Ce n’est pas suffisant. Cela dit, nous faisons continuellement des progrès dans ce domaine pour préserver ce rôle.
Vous êtes aussi intervenu sur les opportunités qu’offrent les universités au dialogue et à la coopération. A ce propos, pensez-vous que le dialogue Sud-Sud a vraiment évolué au cours des dernières années?
A mon avis, le dialogue Sud-Sud n’a pas suffisamment évolué pour la simple raison que nous étions plus portés sur le dialogue Nord-Sud. Il y a eu bien sûr quelques échanges, mais j’estime qu’ils n’étaient pas suffisants.
Quoi qu’il en soit, le monde tel qu’il est aujourd’hui exige que ces dialogues soient intensifiés. Car, c’est à travers eux que nous pouvons comprendre nos besoins de développement réciproques, dissiper les incompréhensions avec nos voisins du Nord et promouvoir les besoins d’éducation. Aujourd’hui et plus que jamais, il est important de dialoguer.
Que faut-il alors faire pour renforcer ce dialogue que bien des politiques appellent de leur vœu? Quels sont les moyens dont vous disposez pour le renforcer et à quel niveau doit-on intervenir ?
Je pense que nous devions souvent communiquer pour définir les priorités et identifier nos forces et faiblesses dans l’objectif de consolider nos relations et progresser sur des projets d’avenir.
C’est ce que nous avons fait en arrivant ici. Nous avons signé les protocoles d’accord relatifs aux chaires Graciela Hierro et Fatima Mernissi des droits de l’Homme et de la parité en vue de renforcer nos relations et mieux nous connaître car, nous avons besoin de bien connaître le monde arabe et le Maroc a besoin de mieux connaître les spécificités des pays latino-américains.
Autre exemple, la visite du président de l’Université Mohammed V, Said Amzazi, au Mexique, a permis de trouver un axe de collaboration dans le domaine des sciences du génome et de la médecine génomique.
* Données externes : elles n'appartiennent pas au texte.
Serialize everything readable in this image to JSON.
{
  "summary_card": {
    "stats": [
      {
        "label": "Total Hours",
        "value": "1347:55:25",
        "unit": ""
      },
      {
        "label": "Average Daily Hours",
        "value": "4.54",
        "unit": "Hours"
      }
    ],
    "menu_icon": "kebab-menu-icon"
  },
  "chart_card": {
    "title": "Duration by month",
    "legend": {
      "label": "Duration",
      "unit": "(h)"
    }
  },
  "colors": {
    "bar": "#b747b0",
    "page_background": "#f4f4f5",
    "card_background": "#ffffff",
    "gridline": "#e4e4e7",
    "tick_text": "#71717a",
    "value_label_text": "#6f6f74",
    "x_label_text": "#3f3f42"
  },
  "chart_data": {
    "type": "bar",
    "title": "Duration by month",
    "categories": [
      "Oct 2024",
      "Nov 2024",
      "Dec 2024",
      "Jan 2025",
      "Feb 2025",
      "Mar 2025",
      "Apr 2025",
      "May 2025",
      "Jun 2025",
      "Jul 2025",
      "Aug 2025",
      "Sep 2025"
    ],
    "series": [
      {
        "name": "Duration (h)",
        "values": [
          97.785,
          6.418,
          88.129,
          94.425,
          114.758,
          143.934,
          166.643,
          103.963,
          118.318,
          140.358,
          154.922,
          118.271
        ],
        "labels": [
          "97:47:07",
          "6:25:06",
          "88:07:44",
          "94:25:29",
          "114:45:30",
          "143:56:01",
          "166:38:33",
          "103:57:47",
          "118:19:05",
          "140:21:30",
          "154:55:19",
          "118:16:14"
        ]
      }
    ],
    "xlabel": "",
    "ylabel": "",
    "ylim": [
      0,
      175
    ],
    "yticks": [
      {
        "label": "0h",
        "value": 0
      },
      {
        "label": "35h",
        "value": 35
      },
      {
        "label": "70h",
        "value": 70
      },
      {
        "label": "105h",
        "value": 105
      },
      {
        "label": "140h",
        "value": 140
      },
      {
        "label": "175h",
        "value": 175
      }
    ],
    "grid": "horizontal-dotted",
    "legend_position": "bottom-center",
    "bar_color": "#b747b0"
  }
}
Nous allons développer une collaboration bilatérale pour établir une nouvelle licence et éventuellement la double titularisation.
Nous avons également examiné la possibilité de collaborer concrètement dans les domaines des énergies renouvelables où le Maroc est très avancé et nous avons aussi réalisé d’importants progrès dans bien des domaines. Je pense qu’une fois la mobilité académique établie, d’autres points d’accord seront examinés et nous permettront de collaborer plus étroitement dans des domaines d’intérêts communs.
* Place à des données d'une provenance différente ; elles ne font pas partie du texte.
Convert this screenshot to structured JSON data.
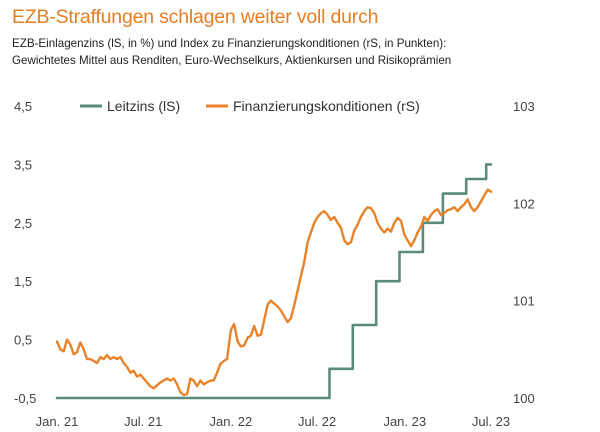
{
  "title": "EZB-Straffungen schlagen weiter voll durch",
  "subtitle_line1": "EZB-Einlagenzins (lS, in %) und Index zu Finanzierungskonditionen (rS, in Punkten):",
  "subtitle_line2": "Gewichtetes Mittel aus Renditen, Euro-Wechselkurs, Aktienkursen und Risikoprämien",
  "colors": {
    "leitzins": "#5b8c7a",
    "finanzierung": "#e8832a",
    "axis": "#222222"
  },
  "chart_data": {
    "type": "line",
    "legend_placement": "top",
    "grid": false,
    "x_ticks": [
      "Jan. 21",
      "Jul. 21",
      "Jan. 22",
      "Jul. 22",
      "Jan. 23",
      "Jul. 23"
    ],
    "y_left_ticks": [
      "4,5",
      "3,5",
      "2,5",
      "1,5",
      "0,5",
      "-0,5"
    ],
    "y_right_ticks": [
      "103",
      "102",
      "101",
      "100"
    ],
    "y_left_range": [
      -0.5,
      4.5
    ],
    "y_right_range": [
      100,
      103
    ],
    "series": [
      {
        "name": "Leitzins (lS)",
        "axis": "left",
        "points": [
          [
            "2021-01-01",
            -0.5
          ],
          [
            "2022-07-27",
            -0.5
          ],
          [
            "2022-07-27",
            0.0
          ],
          [
            "2022-09-14",
            0.0
          ],
          [
            "2022-09-14",
            0.75
          ],
          [
            "2022-11-02",
            0.75
          ],
          [
            "2022-11-02",
            1.5
          ],
          [
            "2022-12-21",
            1.5
          ],
          [
            "2022-12-21",
            2.0
          ],
          [
            "2023-02-08",
            2.0
          ],
          [
            "2023-02-08",
            2.5
          ],
          [
            "2023-03-22",
            2.5
          ],
          [
            "2023-03-22",
            3.0
          ],
          [
            "2023-05-10",
            3.0
          ],
          [
            "2023-05-10",
            3.25
          ],
          [
            "2023-06-21",
            3.25
          ],
          [
            "2023-06-21",
            3.5
          ],
          [
            "2023-07-01",
            3.5
          ]
        ]
      },
      {
        "name": "Finanzierungskonditionen (rS)",
        "axis": "right",
        "points": [
          [
            "2021-01-01",
            100.58
          ],
          [
            "2021-01-08",
            100.5
          ],
          [
            "2021-01-15",
            100.48
          ],
          [
            "2021-01-22",
            100.6
          ],
          [
            "2021-01-29",
            100.55
          ],
          [
            "2021-02-05",
            100.45
          ],
          [
            "2021-02-12",
            100.47
          ],
          [
            "2021-02-19",
            100.57
          ],
          [
            "2021-02-26",
            100.5
          ],
          [
            "2021-03-05",
            100.4
          ],
          [
            "2021-03-12",
            100.4
          ],
          [
            "2021-03-19",
            100.38
          ],
          [
            "2021-03-26",
            100.36
          ],
          [
            "2021-04-02",
            100.42
          ],
          [
            "2021-04-09",
            100.4
          ],
          [
            "2021-04-16",
            100.44
          ],
          [
            "2021-04-23",
            100.4
          ],
          [
            "2021-04-30",
            100.42
          ],
          [
            "2021-05-07",
            100.4
          ],
          [
            "2021-05-14",
            100.42
          ],
          [
            "2021-05-21",
            100.36
          ],
          [
            "2021-05-28",
            100.32
          ],
          [
            "2021-06-04",
            100.26
          ],
          [
            "2021-06-11",
            100.28
          ],
          [
            "2021-06-18",
            100.22
          ],
          [
            "2021-06-25",
            100.24
          ],
          [
            "2021-07-02",
            100.2
          ],
          [
            "2021-07-09",
            100.16
          ],
          [
            "2021-07-16",
            100.12
          ],
          [
            "2021-07-23",
            100.1
          ],
          [
            "2021-07-30",
            100.13
          ],
          [
            "2021-08-06",
            100.16
          ],
          [
            "2021-08-13",
            100.18
          ],
          [
            "2021-08-20",
            100.2
          ],
          [
            "2021-08-27",
            100.18
          ],
          [
            "2021-09-03",
            100.2
          ],
          [
            "2021-09-10",
            100.14
          ],
          [
            "2021-09-17",
            100.06
          ],
          [
            "2021-09-24",
            100.03
          ],
          [
            "2021-10-01",
            100.04
          ],
          [
            "2021-10-08",
            100.2
          ],
          [
            "2021-10-15",
            100.18
          ],
          [
            "2021-10-22",
            100.12
          ],
          [
            "2021-10-29",
            100.18
          ],
          [
            "2021-11-05",
            100.14
          ],
          [
            "2021-11-12",
            100.16
          ],
          [
            "2021-11-19",
            100.18
          ],
          [
            "2021-11-26",
            100.18
          ],
          [
            "2021-12-03",
            100.26
          ],
          [
            "2021-12-10",
            100.35
          ],
          [
            "2021-12-17",
            100.38
          ],
          [
            "2021-12-24",
            100.4
          ],
          [
            "2022-01-01",
            100.7
          ],
          [
            "2022-01-08",
            100.76
          ],
          [
            "2022-01-15",
            100.58
          ],
          [
            "2022-01-22",
            100.53
          ],
          [
            "2022-01-29",
            100.54
          ],
          [
            "2022-02-05",
            100.62
          ],
          [
            "2022-02-12",
            100.64
          ],
          [
            "2022-02-19",
            100.74
          ],
          [
            "2022-02-26",
            100.64
          ],
          [
            "2022-03-05",
            100.65
          ],
          [
            "2022-03-12",
            100.8
          ],
          [
            "2022-03-19",
            100.96
          ],
          [
            "2022-03-26",
            101.0
          ],
          [
            "2022-04-02",
            100.97
          ],
          [
            "2022-04-09",
            100.94
          ],
          [
            "2022-04-16",
            100.9
          ],
          [
            "2022-04-23",
            100.84
          ],
          [
            "2022-04-30",
            100.78
          ],
          [
            "2022-05-07",
            100.82
          ],
          [
            "2022-05-14",
            100.95
          ],
          [
            "2022-05-21",
            101.1
          ],
          [
            "2022-05-28",
            101.25
          ],
          [
            "2022-06-04",
            101.4
          ],
          [
            "2022-06-11",
            101.6
          ],
          [
            "2022-06-18",
            101.7
          ],
          [
            "2022-06-25",
            101.8
          ],
          [
            "2022-07-02",
            101.86
          ],
          [
            "2022-07-09",
            101.9
          ],
          [
            "2022-07-16",
            101.92
          ],
          [
            "2022-07-23",
            101.88
          ],
          [
            "2022-07-30",
            101.83
          ],
          [
            "2022-08-06",
            101.86
          ],
          [
            "2022-08-13",
            101.8
          ],
          [
            "2022-08-20",
            101.75
          ],
          [
            "2022-08-27",
            101.62
          ],
          [
            "2022-09-03",
            101.58
          ],
          [
            "2022-09-10",
            101.6
          ],
          [
            "2022-09-17",
            101.72
          ],
          [
            "2022-09-24",
            101.78
          ],
          [
            "2022-10-01",
            101.86
          ],
          [
            "2022-10-08",
            101.92
          ],
          [
            "2022-10-15",
            101.96
          ],
          [
            "2022-10-22",
            101.95
          ],
          [
            "2022-10-29",
            101.9
          ],
          [
            "2022-11-05",
            101.8
          ],
          [
            "2022-11-12",
            101.74
          ],
          [
            "2022-11-19",
            101.7
          ],
          [
            "2022-11-26",
            101.74
          ],
          [
            "2022-12-03",
            101.71
          ],
          [
            "2022-12-10",
            101.8
          ],
          [
            "2022-12-17",
            101.85
          ],
          [
            "2022-12-24",
            101.82
          ],
          [
            "2022-12-31",
            101.68
          ],
          [
            "2023-01-07",
            101.62
          ],
          [
            "2023-01-14",
            101.56
          ],
          [
            "2023-01-21",
            101.62
          ],
          [
            "2023-01-28",
            101.7
          ],
          [
            "2023-02-04",
            101.76
          ],
          [
            "2023-02-11",
            101.86
          ],
          [
            "2023-02-18",
            101.82
          ],
          [
            "2023-02-25",
            101.88
          ],
          [
            "2023-03-04",
            101.92
          ],
          [
            "2023-03-11",
            101.94
          ],
          [
            "2023-03-18",
            101.88
          ],
          [
            "2023-03-25",
            101.9
          ],
          [
            "2023-04-01",
            101.93
          ],
          [
            "2023-04-08",
            101.94
          ],
          [
            "2023-04-15",
            101.96
          ],
          [
            "2023-04-22",
            101.92
          ],
          [
            "2023-04-29",
            101.96
          ],
          [
            "2023-05-06",
            101.99
          ],
          [
            "2023-05-13",
            102.04
          ],
          [
            "2023-05-20",
            101.96
          ],
          [
            "2023-05-27",
            101.92
          ],
          [
            "2023-06-03",
            101.96
          ],
          [
            "2023-06-10",
            102.02
          ],
          [
            "2023-06-17",
            102.08
          ],
          [
            "2023-06-24",
            102.14
          ],
          [
            "2023-07-01",
            102.12
          ]
        ]
      }
    ]
  }
}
En outre, le Dr Luis de la Barreta du Centre d’études des droits humains et le président du Conseil national des droits de l’Homme, Driss El Yazami, ont examiné la possibilité de renforcer les études en la matière à travers Internet et de créer des spécialisations au niveau du master.
Ces chaires portent justement sur les droits de l’Homme, la parité et l’immigration. Pensez-vous que le Maroc a évolué sur ces questions ?
L’impression que nous avons eue après notre entretien avec M. Amzazi, laisse penser que les choses évoluent dans le bon sens. J’estime que le Maroc doit poursuivre ses efforts en matière de droits de l’Homme, qu’il faudra penser à ceux des homosexuels et veiller à ce que les femmes prennent elles-mêmes des décisions concernant leurs propres corps.
A mon avis, ce sont là des problèmes sociaux où le Maroc doit continuellement faire des progrès. Bien qu’aucune société n’ait réussi à les résoudre entièrement, le plus important est de toujours continuer à travailler.
Si le Maroc a enregistré des avancées importantes dans l’industrie et le commerce, il lui reste encore des défis à relever au niveau de l’enseignement moyen et supérieur qui sont d’ailleurs les mêmes que les nôtres. Je pense également que le Maroc doit veiller à l’égalité socioéconomique qui constitue l’un des défis du Mexique.
Etes-vous satisfait du niveau de coopération académique entre le Maroc et le Mexique ?
Pour le moment, je dirais que nous sommes très contents de ce que nous avons obtenu lors de cette phase initiale.